3. Penerimaan dalam Peer Group
Penerimaan peer group bisa diartikan sejauh mana seseorang dapat
diterima ataupun disukai oleh teman-temannya di dalam kelompok
(Shaffer & Kipp, 2010).
14
4. Remaja
Remaja merupakan masa transisi antara masa anak-anak dan masa
dewasa yang mencakup perubahan-perubahan fisik, kognitif, dan
psikososial (Papalia, Olds, & Feldman, 2004).
1.7
Cakupan dan Batasan
Penelitian ini bertujuan untuk melihat hubungan antara kompetensi
interpersonal dengan penerimaan dalam school peer group pada remaja di Jakarta.
Dimensi yang digunakan untuk mengukur kompetensi interpersonal adalah
kemampuan berinisiatif, kemampuan untuk bersikap terbuka, kemampuan untuk
bersikap asertif, kemampuan memberikan dukungan emosional, dan kemampuan
dalam mengatasi konflik, yang berasal dari teori Buhrmester dkk (1988, dalam
Nashori, 2000).
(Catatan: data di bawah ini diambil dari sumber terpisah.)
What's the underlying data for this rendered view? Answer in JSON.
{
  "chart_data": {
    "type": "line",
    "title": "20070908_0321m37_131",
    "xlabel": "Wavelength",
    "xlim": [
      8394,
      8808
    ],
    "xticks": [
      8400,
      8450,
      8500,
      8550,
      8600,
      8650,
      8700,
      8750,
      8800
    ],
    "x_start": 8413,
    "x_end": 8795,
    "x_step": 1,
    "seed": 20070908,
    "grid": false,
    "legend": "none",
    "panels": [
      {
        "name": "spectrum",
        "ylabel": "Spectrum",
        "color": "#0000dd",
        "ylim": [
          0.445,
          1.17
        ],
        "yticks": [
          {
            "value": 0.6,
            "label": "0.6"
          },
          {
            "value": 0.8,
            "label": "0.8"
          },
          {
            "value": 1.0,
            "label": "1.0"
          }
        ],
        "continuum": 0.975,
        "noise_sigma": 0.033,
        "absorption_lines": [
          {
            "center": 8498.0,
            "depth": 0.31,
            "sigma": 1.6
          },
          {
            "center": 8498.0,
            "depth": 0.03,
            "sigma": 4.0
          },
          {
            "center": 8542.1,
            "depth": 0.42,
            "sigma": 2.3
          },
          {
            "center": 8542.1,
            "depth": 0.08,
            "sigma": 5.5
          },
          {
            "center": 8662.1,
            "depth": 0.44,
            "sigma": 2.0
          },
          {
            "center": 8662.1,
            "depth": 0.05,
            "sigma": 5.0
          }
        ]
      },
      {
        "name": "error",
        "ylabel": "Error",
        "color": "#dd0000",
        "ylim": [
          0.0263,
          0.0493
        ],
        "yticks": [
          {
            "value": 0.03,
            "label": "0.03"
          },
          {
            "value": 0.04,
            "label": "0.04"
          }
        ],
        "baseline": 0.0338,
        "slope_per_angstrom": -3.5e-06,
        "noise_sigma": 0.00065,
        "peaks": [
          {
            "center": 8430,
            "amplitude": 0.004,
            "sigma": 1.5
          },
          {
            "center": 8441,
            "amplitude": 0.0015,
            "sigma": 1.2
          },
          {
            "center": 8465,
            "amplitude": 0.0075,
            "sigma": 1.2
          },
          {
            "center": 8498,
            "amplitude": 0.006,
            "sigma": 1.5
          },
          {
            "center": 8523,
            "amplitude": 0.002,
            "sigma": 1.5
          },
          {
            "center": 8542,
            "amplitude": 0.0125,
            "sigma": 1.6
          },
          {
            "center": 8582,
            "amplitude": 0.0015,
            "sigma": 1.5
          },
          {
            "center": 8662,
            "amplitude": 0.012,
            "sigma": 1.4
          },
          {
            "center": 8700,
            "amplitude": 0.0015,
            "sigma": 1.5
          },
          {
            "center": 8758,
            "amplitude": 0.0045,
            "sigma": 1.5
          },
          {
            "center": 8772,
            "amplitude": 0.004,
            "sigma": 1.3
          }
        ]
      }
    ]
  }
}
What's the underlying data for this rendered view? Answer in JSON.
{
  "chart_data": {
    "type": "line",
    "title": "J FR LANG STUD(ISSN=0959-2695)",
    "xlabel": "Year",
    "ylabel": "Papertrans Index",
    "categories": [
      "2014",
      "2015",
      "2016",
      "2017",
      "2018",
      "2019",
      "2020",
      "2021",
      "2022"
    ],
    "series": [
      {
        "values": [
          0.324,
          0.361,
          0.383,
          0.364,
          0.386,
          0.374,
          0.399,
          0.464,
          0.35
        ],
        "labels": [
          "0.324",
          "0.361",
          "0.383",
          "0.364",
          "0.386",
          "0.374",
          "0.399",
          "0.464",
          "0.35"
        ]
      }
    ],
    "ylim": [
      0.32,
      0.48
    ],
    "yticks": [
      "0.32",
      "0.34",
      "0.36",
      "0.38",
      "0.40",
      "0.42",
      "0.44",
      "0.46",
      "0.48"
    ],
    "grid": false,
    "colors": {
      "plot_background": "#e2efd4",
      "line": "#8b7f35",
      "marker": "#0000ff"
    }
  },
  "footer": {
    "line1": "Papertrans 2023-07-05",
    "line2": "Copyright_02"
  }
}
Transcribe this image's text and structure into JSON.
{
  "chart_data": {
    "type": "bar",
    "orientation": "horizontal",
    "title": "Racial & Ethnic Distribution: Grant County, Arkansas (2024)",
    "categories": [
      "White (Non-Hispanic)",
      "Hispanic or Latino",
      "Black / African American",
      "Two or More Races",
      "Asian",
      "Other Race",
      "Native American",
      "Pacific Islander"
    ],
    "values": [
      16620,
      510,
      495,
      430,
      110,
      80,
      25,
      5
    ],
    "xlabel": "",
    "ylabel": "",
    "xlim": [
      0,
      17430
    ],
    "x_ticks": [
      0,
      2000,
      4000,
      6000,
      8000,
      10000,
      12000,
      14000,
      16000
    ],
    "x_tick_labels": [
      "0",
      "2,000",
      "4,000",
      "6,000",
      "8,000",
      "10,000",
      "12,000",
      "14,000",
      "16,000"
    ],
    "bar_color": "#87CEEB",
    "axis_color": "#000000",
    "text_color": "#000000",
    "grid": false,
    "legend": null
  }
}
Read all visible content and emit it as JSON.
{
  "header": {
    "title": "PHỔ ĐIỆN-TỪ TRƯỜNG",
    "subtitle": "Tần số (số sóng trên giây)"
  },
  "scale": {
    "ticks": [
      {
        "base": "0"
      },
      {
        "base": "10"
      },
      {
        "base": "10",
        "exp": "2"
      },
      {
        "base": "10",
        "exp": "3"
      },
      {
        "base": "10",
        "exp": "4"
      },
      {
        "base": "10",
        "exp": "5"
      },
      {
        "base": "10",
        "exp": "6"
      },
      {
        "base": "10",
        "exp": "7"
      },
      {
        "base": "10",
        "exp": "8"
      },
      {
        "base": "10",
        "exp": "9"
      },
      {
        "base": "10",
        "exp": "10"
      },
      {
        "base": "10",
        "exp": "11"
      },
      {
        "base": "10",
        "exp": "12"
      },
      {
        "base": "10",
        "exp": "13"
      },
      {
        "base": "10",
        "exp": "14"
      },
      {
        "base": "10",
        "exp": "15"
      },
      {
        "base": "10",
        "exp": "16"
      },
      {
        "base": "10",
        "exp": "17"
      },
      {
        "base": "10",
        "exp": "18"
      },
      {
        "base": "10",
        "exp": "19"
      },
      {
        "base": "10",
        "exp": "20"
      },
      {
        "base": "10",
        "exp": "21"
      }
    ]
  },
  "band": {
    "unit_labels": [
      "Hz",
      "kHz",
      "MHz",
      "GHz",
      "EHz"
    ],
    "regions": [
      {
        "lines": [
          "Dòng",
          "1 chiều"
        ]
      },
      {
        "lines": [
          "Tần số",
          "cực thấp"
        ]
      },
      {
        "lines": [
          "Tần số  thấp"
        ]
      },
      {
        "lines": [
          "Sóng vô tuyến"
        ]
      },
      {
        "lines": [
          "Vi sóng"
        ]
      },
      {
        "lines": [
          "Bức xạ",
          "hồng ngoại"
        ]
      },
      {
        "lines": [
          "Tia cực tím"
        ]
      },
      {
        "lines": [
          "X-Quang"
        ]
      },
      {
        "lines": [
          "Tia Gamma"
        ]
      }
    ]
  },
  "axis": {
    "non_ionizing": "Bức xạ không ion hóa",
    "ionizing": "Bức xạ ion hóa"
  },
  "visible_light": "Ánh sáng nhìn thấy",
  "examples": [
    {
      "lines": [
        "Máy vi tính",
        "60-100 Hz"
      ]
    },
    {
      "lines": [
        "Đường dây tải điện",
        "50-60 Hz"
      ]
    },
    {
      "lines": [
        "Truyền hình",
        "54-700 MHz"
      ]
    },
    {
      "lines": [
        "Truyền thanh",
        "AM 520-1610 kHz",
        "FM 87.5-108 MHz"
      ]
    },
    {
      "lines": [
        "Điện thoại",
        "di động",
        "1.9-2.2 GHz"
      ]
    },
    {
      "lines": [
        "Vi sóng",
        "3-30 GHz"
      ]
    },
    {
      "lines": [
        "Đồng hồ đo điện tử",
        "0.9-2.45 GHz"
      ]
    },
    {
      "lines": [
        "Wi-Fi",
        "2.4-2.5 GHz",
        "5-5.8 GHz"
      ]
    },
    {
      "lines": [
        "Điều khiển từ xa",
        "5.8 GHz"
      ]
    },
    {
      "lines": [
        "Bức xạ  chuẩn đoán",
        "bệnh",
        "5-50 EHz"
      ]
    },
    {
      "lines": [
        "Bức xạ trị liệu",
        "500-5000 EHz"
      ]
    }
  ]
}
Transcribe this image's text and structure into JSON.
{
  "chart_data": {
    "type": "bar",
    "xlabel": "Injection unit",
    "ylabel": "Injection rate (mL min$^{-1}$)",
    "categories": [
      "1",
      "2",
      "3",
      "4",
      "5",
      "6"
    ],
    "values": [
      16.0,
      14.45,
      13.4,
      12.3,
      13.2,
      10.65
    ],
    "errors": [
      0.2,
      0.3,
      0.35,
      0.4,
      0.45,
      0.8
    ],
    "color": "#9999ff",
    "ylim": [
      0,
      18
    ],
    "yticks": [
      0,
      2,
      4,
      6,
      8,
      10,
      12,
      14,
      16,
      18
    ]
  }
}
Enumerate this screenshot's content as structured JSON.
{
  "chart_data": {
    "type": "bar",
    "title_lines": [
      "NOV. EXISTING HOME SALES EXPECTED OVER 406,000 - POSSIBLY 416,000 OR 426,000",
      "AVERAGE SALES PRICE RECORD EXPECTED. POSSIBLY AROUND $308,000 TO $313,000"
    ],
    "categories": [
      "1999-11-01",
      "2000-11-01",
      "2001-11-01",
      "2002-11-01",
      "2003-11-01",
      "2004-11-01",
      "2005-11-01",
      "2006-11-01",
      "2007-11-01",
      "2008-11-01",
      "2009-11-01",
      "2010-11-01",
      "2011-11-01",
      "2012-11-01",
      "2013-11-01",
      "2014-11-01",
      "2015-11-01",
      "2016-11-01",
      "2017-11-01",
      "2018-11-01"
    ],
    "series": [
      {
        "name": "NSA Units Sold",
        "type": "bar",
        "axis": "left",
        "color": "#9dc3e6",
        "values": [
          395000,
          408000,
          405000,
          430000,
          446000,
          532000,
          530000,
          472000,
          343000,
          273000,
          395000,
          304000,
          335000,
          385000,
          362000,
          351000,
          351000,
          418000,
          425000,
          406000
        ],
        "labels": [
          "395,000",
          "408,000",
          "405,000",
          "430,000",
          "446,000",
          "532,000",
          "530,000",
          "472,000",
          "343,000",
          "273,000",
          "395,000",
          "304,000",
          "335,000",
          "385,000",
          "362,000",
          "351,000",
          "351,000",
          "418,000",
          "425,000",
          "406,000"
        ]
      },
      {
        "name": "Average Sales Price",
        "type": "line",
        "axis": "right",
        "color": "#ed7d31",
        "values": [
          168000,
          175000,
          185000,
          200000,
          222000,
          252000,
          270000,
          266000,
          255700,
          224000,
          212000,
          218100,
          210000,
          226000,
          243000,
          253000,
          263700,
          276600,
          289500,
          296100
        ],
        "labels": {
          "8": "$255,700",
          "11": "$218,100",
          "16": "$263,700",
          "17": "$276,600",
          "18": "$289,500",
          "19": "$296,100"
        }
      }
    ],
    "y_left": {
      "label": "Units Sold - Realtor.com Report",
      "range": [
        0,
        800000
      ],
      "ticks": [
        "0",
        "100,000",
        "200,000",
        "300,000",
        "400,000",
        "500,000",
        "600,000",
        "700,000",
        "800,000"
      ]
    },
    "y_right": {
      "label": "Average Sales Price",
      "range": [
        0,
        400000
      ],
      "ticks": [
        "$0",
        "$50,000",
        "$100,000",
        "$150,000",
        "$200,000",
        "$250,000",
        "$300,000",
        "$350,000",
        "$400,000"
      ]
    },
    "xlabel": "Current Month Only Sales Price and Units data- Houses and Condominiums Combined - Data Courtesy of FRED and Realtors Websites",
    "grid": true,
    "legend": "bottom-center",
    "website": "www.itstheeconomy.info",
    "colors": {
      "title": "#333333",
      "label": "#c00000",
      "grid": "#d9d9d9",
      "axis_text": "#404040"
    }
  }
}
Sedangkan dimensi penerimaan dalam school peer group adalah
feeling of relatedness dan feeling of belongingness, yang berasal dari teori Connel
dan Wellborn (1991, dalam Reynolds & Miller, 2003). Faktor-faktor lain yang
berhubungan dengan hal ini seperti masalah keterbatasan fisik, kecerdasan, dan
hubungan dengan orang tua, tidak akan dibahas secara mendalam.
Di dalam penelitian ini, peneliti membuat batasan dengan kriteria sampel
remaja yang berusia 12-17 tahun dan masih menempuh pendidikan SMP dan
SMA di Jakarta. Pemilihan responden tersebut dikarenakan pada masa remaja,
seseorang sudah mulai bisa mengambil keputusan untuk masa depan mereka,
seperti dalam hal memilih teman, sekolah, dan lain-lain, sehingga para remaja bisa
memilih, teman seperti apa yang bisa dekat dengan masing-masing individu.